By Steve Knight/reporter3@trcle.com
— County commissioners on Monday approved a $3,500 per acre bid by Chesapeake Energy to lease county-owned land in downtown Cleburne and in Market Square for mineral development for the C. Chaney Survey.
Johnson County Precinct 1 Commissioner Rick Bailey said bids previously sought for mineral rights for those lands were inadequate until Chesapeake’s bid.
Members also approved, with Precinct 3 Commissioner Jerry Stringer abstaining, accepting Pecan Tree Court for county maintenance in the Meadow Hill addition.
The court tabled a motion to accept a racial profiling report from Precinct 1 Constable Bill Pearce.

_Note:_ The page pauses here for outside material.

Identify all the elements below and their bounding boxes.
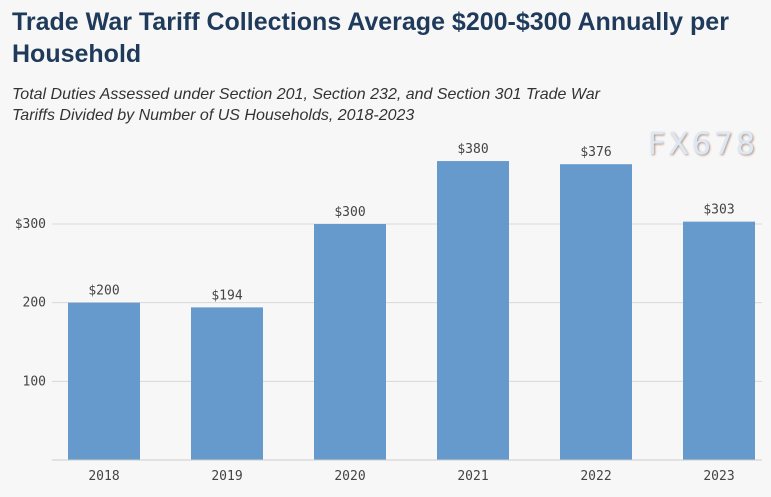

Commissioners said they wanted more information from Pearce, who was not in attendance.
In other business, commissioners approved a motion to tear down a building on Anglin Street in Cleburne previously occupied by the Texas Department of Mental Health and Mental Retardation, depending on acquisition of city permits and completion of asbestos abatement.
“We’ve tried selling [the building] and giving it away,” Bailey said.
When it was last inspected, the building’s copper wiring had been stolen, leaving no choice but to recommend demolition, Bailey said.
The court also presented proclamations for Poison Prevention Week Sunday- March 20 and to Meals-on-Wheels of Johnson and Ellis Counties for March for Meals Awareness Month.
Harmon comments
on Texas 121 project
County Judge Roger Harmon announced that both the Texas Department of Transportation and the North Texas Tollway Authority board of directors voted in February to move the long-awaited Texas 121 project forward.
NTTA board members Feb. 26 voted to approve the estimated $1.2 billion project that calls for extending Texas 121 from Fort Worth to Cleburne as a toll road.
“That was an historic vote,” Harmon said. “There was a lot about 121 that we were concerned about.”
Harmon said that the complex plan would save taxpayers $700 million in finance costs.
TxDOT will backstop NTTA’s efforts to build both the Chisolm Trail and the Texas 161 project by putting up the state’s gas tax fund as collateral, the Times-Review reported Feb. 26.
“It was a big decision for TxDOT,” he said. “It has been a partnership all throughout this. I am very encouraged.”
The next scheduled meeting of the commissioners court is March 21.